Brexit: l'UE prête à fournir des garanties supplémentaires

L'UE est prête à fournir des garanties supplémentaires au Royaume-Uni en vue de faciliter l'approbation ...
Brexit: l'UE prête à fournir des garanties supplémentaires

Brexit: l'UE prête à fournir des garanties supplémentaires

Photo: KEYSTONE/AP/MICHAEL GRUBER

L'UE est prête à fournir des garanties supplémentaires au Royaume-Uni en vue de faciliter l'approbation par le Parlement britannique de l'accord sur le Brexit. 'Nous y travaillons jour et nuit', déclare le négociateur européen Michel Barnier dans une interview samedi.

'Nous pouvons trouver des garanties pour confirmer, clarifier, garantir la bonne volonté et la bonne foi des Européens'. Et Michel Barnier d'évoquer, lors d'un entretien avec Les Echos, Die Welt, La Stampa et El Mundo, 'des engagements qui auront une vraie force juridique car ils seront conjoints'.

'Ces assurances peuvent être données dans un 'document interprétatif' dont la forme reste à définir. Il viendrait en plus du traité de sortie et de la déclaration politique', ajoute le négociateur européen.

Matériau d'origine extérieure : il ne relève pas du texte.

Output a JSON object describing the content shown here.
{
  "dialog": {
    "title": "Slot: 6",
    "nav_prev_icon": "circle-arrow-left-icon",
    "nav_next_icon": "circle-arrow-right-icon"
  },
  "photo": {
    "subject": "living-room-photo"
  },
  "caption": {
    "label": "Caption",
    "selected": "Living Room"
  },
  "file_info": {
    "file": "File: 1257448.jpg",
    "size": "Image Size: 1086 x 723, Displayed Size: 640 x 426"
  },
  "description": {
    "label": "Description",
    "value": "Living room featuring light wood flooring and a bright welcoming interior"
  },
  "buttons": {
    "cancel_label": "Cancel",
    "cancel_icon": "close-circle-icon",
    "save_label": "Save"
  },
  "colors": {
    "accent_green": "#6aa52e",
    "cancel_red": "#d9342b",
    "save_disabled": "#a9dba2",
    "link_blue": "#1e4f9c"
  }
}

Selon lui, 'il y a une incompréhension liée au 'backstop''. Le 'backstop', ou 'filet de sécurité' en français, désigne une disposition censée éviter le retour d'une frontière physique entre la République d'Irlande et la province britannique voisine d'Irlande du Nord après le Brexit, prévu officiellement le 29 mars.

'Certains au Royaume-Uni affirment craindre que les Européens ne l'utilisent pour les maintenir indéfiniment dans un territoire douanier commun. Cela n'est pas et n'a jamais été notre volonté', assure M. Barnier.

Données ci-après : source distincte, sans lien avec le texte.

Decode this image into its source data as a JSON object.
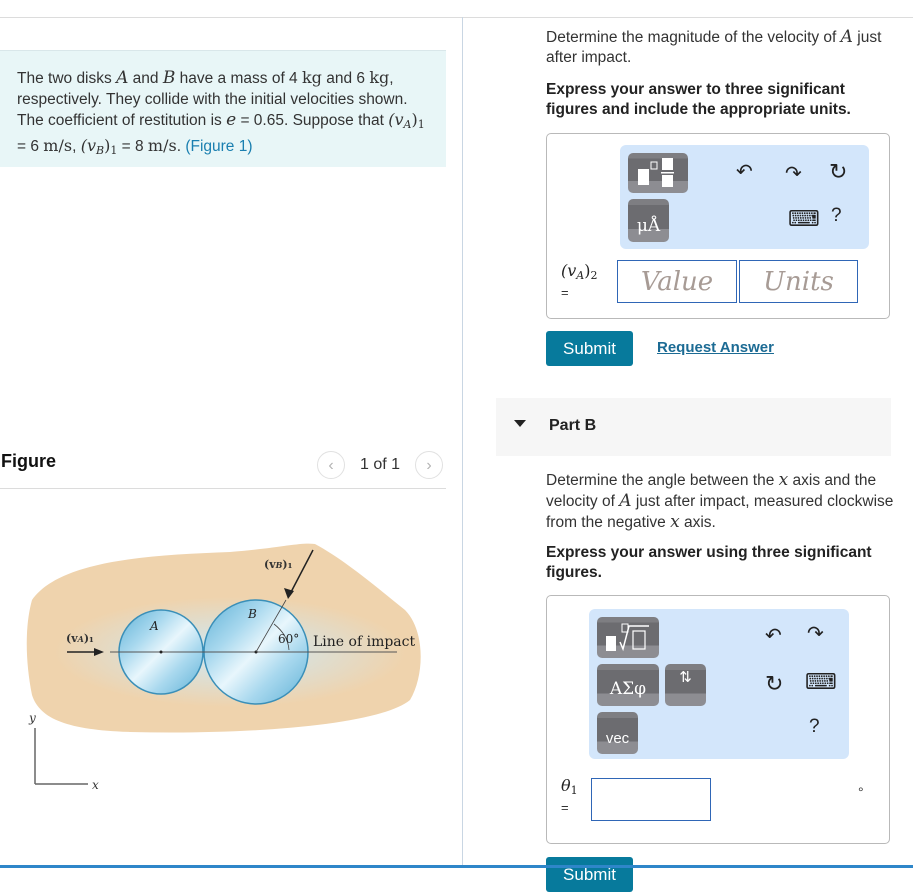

La Parlement britannique a rejeté en début d'année l'accord de sortie de l'UE négocié pendant deux ans par Bruxelles et Londres en raison notamment du 'filet de sécurité'. La première ministre Theresa May réclame en conséquence des changements contraignants à celui-ci. Londres veut que le 'backstop' soit limité dans le temps, ou bien veut être autorisé à y mettre fin de façon unilatérale.

Dans l'entretien, M. Barnier estime toutefois que 'le limiter dans le temps ou introduire une clause unilatérale de sortie remettrait en cause sa crédibilité. (...) Il s'arrêtera quand nous aurons soit un accord global sur la relation future, soit un accord spécifique avec l'Irlande'.

Prochaine rencontre

M. Barnier indique qu'il rencontrera la semaine prochaine le secrétaire d'Etat britannique chargé du Brexit Stephen Barclay et l'Attorney General Geoffrey Cox, chargé de conseiller juridiquement le gouvernement britannique. De source bruxelloise, cette rencontre pourrait avoir lieu mardi à Bruxelles.

'Si les Britanniques veulent beaucoup plus qu'un accord de libre-échange, nous pouvons modifier en profondeur la déclaration politique qui pose les bases de la relation future. S'ils veulent une union douanière, nous sommes prêts et cela peut donner une autre dimension à la question de l'Irlande', assure M. Barnier.

'Il y a un chemin pour que les Britanniques puissent voter d'ici au 12 mars avec des garanties de notre bonne volonté. Ce sera alors à eux de prendre leurs responsabilités', dit-il.